Current Status of New Anticoagulants in the Management of Venous Thromboembolism

Division of Hematology-Oncology, Department of Medicine, SUNY Upstate Medical University, 750 E Adams St., Syracuse, NY 13210, USA

Received 8 September 2011; Revised 10 November 2011; Accepted 28 November 2011

Academic Editor: Elvira Grandone

Copyright © 2012 Roberto C. Montoya and Ajeet Gajra. This is an open access article distributed under the Creative Commons Attribution License, which permits unrestricted use, distribution, and reproduction in any medium, provided the original work is properly cited.
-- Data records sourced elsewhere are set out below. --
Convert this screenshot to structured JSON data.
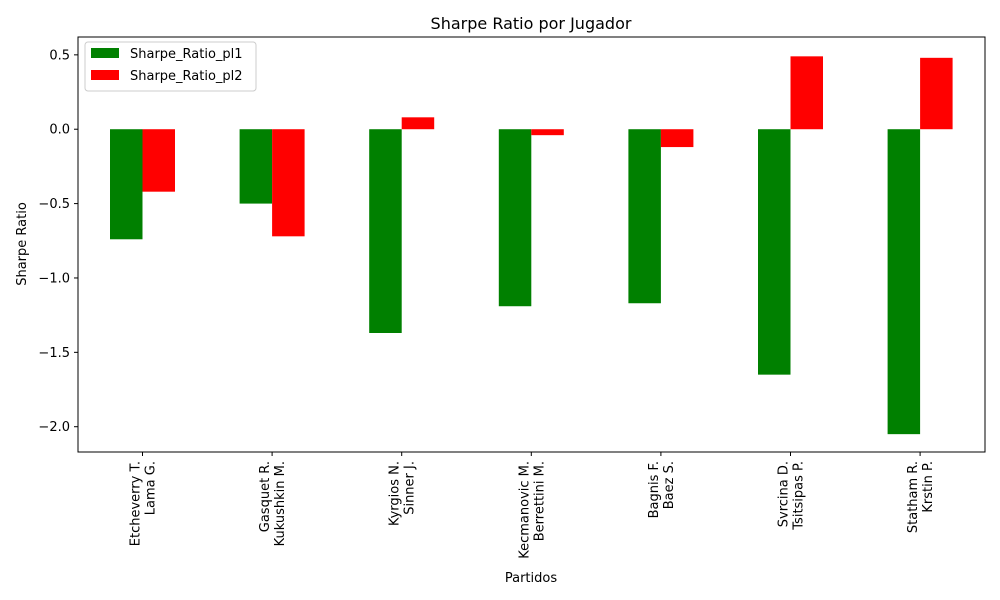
{
  "chart_data": {
    "type": "bar",
    "title": "Sharpe Ratio por Jugador",
    "xlabel": "Partidos",
    "ylabel": "Sharpe Ratio",
    "ylim": [
      -2.17,
      0.62
    ],
    "yticks": [
      0.5,
      0.0,
      -0.5,
      -1.0,
      -1.5,
      -2.0
    ],
    "ytick_labels": [
      "0.5",
      "0.0",
      "−0.5",
      "−1.0",
      "−1.5",
      "−2.0"
    ],
    "categories": [
      [
        "Etcheverry T.",
        "Lama G."
      ],
      [
        "Gasquet R.",
        "Kukushkin M."
      ],
      [
        "Kyrgios N.",
        "Sinner J."
      ],
      [
        "Kecmanovic M.",
        "Berrettini M."
      ],
      [
        "Bagnis F.",
        "Baez S."
      ],
      [
        "Svrcina D.",
        "Tsitsipas P."
      ],
      [
        "Statham R.",
        "Krstin P."
      ]
    ],
    "series": [
      {
        "name": "Sharpe_Ratio_pl1",
        "color": "#008000",
        "values": [
          -0.74,
          -0.5,
          -1.37,
          -1.19,
          -1.17,
          -1.65,
          -2.05
        ]
      },
      {
        "name": "Sharpe_Ratio_pl2",
        "color": "#ff0000",
        "values": [
          -0.42,
          -0.72,
          0.08,
          -0.04,
          -0.12,
          0.49,
          0.48
        ]
      }
    ],
    "legend": "top-left",
    "grid": false
  }
}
Venous Thromboembolism, manifested as deep venous thrombosis and pulmonary embolism, is a common problem associated with significant morbidity, mortality, and resource expenditure. Unfractionated heparin, low-molecular-weight heparin, and vitamin K antagonists are the most common treatment and prophylaxis, and have demonstrated their efficacy in a vast number of previous studies. Despite their broad use, these agents have important limitations that have led to the development of new drugs in a bid to overcome the disadvantages of the old ones without decreasing their therapeutic effect. These novel medications, some approved and others in different stages of development, include direct thrombin inhibitors like dabigatran etexilate, and direct activated factor X inhibitors like rivaroxaban. The current paper will review the characteristics, clinical trial results, and current and potential therapeutic uses of these new agents with a focus on the categories of direct thrombin inhibitors and activated factor X inhibitors.